It can be hard to make the decision to end any relationship, especially an unhealthy relationship.
Ending a relationship is hard. We may have been in the relationship for a long time and lost touch with friends. Suddenly, the thought of being on our own might seem a bit scary. It can be very hard if the other person still wants to be in the relationship. Ask yourself why you want to end the relationship and think about how the other person might react when you talk to them about ending the relationship.
Sometimes, if a relationship is unhealthy or abusive, we hope and believe things will change. We want to believe that if we just hold out for just a bit longer, things will get better. We sometimes think of reasons to explain the abusive behaviour; it’s just a rough patch, it’s down to stress etc. Sometimes we even think there are things we can do or ways in which we can change to make things better.

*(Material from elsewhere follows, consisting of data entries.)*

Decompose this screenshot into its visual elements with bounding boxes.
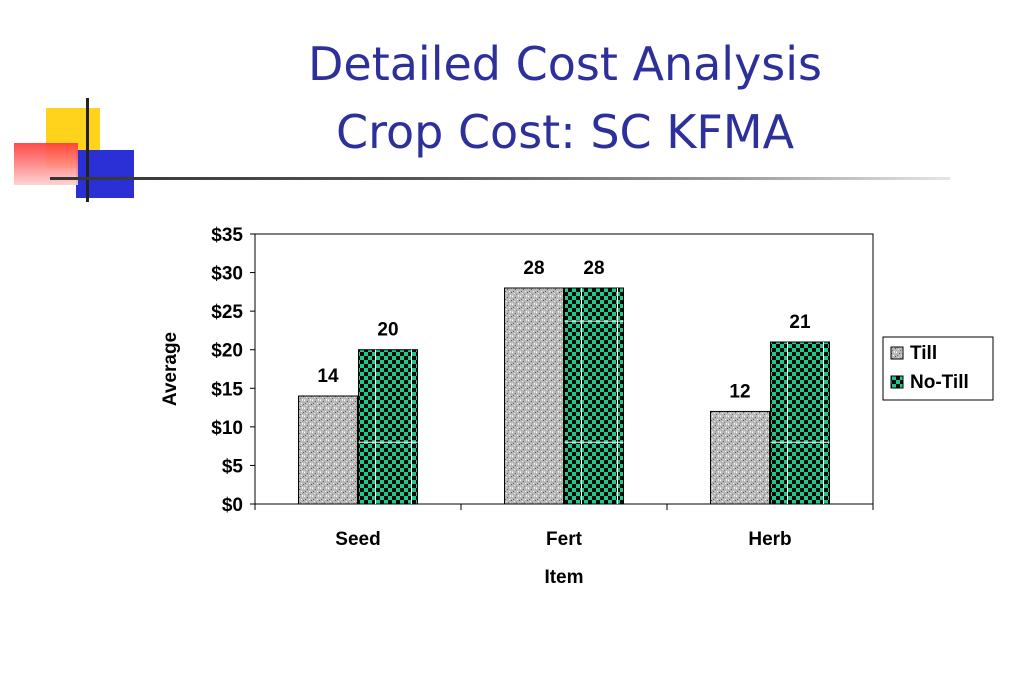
data-label: 20 (377, 320, 398, 341)
title-underline (50, 177, 950, 180)
decor-vertical-line (86, 98, 89, 202)
data-label: 28 (523, 258, 544, 279)
data-label: 14 (317, 366, 339, 387)
bar-till-fert (504, 287, 564, 505)
y-tick-label: $15 (211, 379, 243, 400)
y-tick-label: $35 (211, 225, 243, 246)
x-tick-label: Herb (748, 529, 791, 550)
x-tick-label: Seed (335, 529, 380, 550)
legend-swatch-no-till (890, 375, 904, 389)
y-axis-title: Average (160, 332, 181, 406)
legend-label: Till (910, 343, 937, 364)
decor-blue-square (76, 150, 134, 198)
y-tick-label: $25 (211, 302, 243, 323)
bar-till-seed (298, 395, 358, 505)
data-label: 28 (583, 258, 604, 279)
x-tick-label: Fert (546, 529, 583, 550)
data-label: 21 (789, 312, 811, 333)
x-axis-title: Item (544, 567, 583, 588)
bar-no-till-seed (358, 349, 418, 505)
y-tick-label: $10 (211, 418, 243, 439)
bar-till-herb (710, 410, 770, 505)
bar-no-till-herb (770, 341, 830, 505)
slide-title-line-1: Detailed Cost Analysis (307, 37, 823, 91)
legend-swatch-till (890, 346, 904, 360)
y-tick-label: $5 (222, 456, 244, 477)
y-tick-label: $20 (211, 341, 243, 362)
y-tick-label: $30 (211, 264, 243, 285)
y-tick-label: $0 (222, 495, 243, 516)
legend-label: No-Till (910, 372, 969, 393)
slide-title-line-2: Crop Cost: SC KFMA (335, 105, 795, 159)
data-label: 12 (729, 381, 750, 402)
bar-no-till-fert (564, 287, 624, 505)
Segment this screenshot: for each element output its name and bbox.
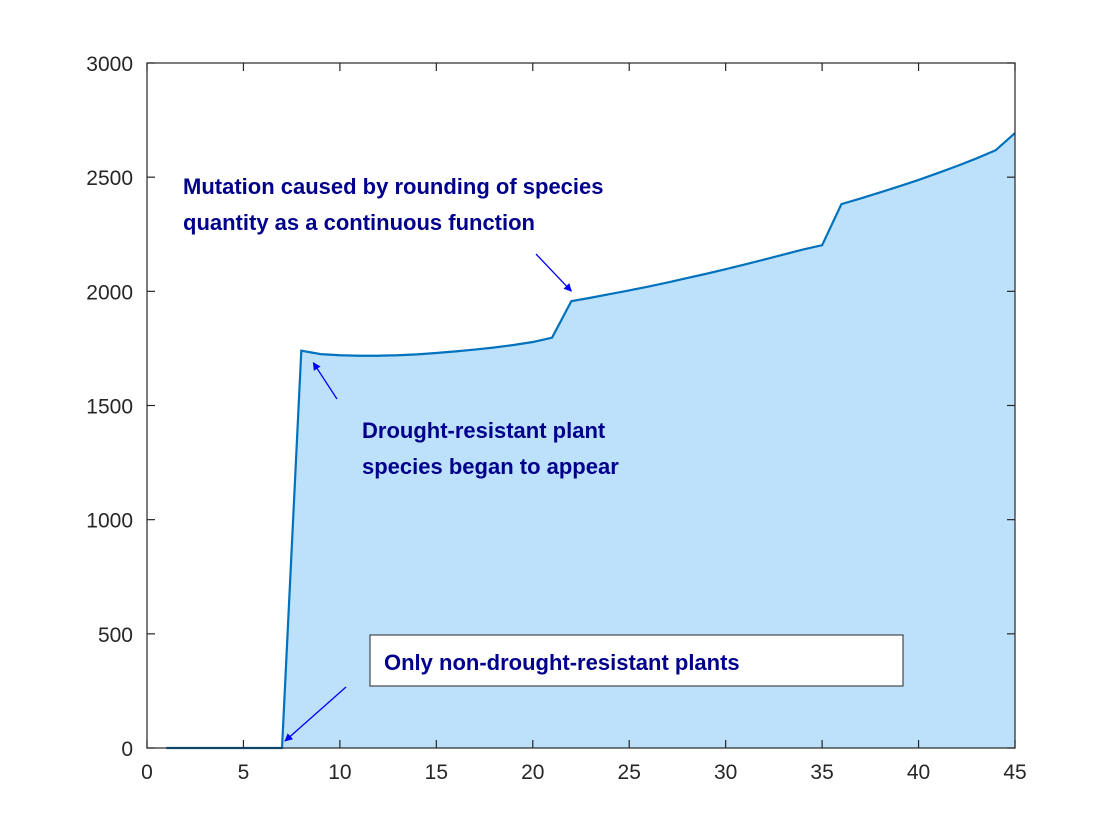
x-tick-label: 0 [141,761,153,784]
annotation-non-drought-text: Only non-drought-resistant plants [384,650,740,675]
x-tick-label: 40 [907,761,930,784]
y-tick-label: 500 [98,624,133,647]
series-area-fill [166,133,1016,749]
annotation-drought-arrow [312,362,338,400]
annotation-drought-line-1: Drought-resistant plant [362,418,606,443]
x-tick-label: 10 [328,761,351,784]
annotation-drought: Drought-resistant plant species began to… [312,362,619,479]
y-tick-label: 1500 [86,396,133,419]
annotation-mutation-line-1: Mutation caused by rounding of species [183,174,604,199]
y-tick-label: 3000 [86,53,133,76]
annotation-non-drought: Only non-drought-resistant plants [284,634,904,742]
annotation-non-drought-arrow [284,686,347,742]
x-tick-label: 5 [238,761,250,784]
x-tick-label: 15 [425,761,448,784]
annotation-box [369,634,904,687]
x-tick-label: 25 [618,761,641,784]
x-axis: 0 5 10 15 20 25 30 35 40 45 [141,63,1027,784]
annotation-mutation-line-2: quantity as a continuous function [183,210,535,235]
series-line [166,132,1016,750]
y-axis: 0 500 1000 1500 2000 2500 3000 [86,53,1015,761]
annotation-drought-line-2: species began to appear [362,454,619,479]
annotation-mutation: Mutation caused by rounding of species q… [183,174,604,292]
x-tick-label: 20 [521,761,544,784]
y-tick-label: 1000 [86,510,133,533]
x-tick-label: 30 [714,761,737,784]
annotation-mutation-arrow [535,253,572,292]
x-tick-label: 45 [1003,761,1026,784]
y-tick-label: 2000 [86,281,133,304]
y-tick-label: 0 [121,738,133,761]
y-tick-label: 2500 [86,167,133,190]
x-tick-label: 35 [810,761,833,784]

However, for things to improve, the other person must accept responsibility for the abusive behaviour and want to change, and unfortunately, abusers are often in denial about the abuse. They might even get angry at you for suggesting there is something wrong. The first step in escaping an abusive relationship is realising that something is wrong. At this stage, it is important to realise you are not alone, it’s not your fault, and you deserve better.
When it comes to leaving an unhealthy or abusive relationship, it is important to be careful and to ensure you are surrounded by help and support. This might be difficult if your relationship has caused you to distance yourself from family and friends, but remember that true friends love you and care about you and will want to help you if you give them a chance.
Our top tips for ending an unhealthy relationship
- Surround yourself with support (friends, family, trusted adult).
- Choose the right person to rely on, who you are connected to and who you know won’t judge you.
- Do it in person, but only if it is safe to do so.
- Do it in public. Have someone you know there (not obviously) or nearby.
- Be mentally prepared. Know what you are going to say and how you are going to say it.
- Be clear and direct. You can use these three points. You are not happy in the relationship. You want to break up. You don’t want to be in contact.
- Block the person on social media if you have to.
- Change your number (if you feel you have to).
- Get organisation support if you need to. There are many organisations that can help.
- Once you end the relationship, maintain your boundaries and look after yourself. Expect some sadness and surround yourself with people who care.
What if my ex threatens to hurt me or themselves if I break up with them?
This is not a normal reaction to a breakup, and if you are concerned this might happen and/or if does happen, it is crucial you get support from a trusted adult or police. If you fear for your safety, it is important you have a safety plan in place before you attempt to break up. Ask parents, teachers or other adults you trust to help you with this. Remember, fear has no place in a healthy relationship!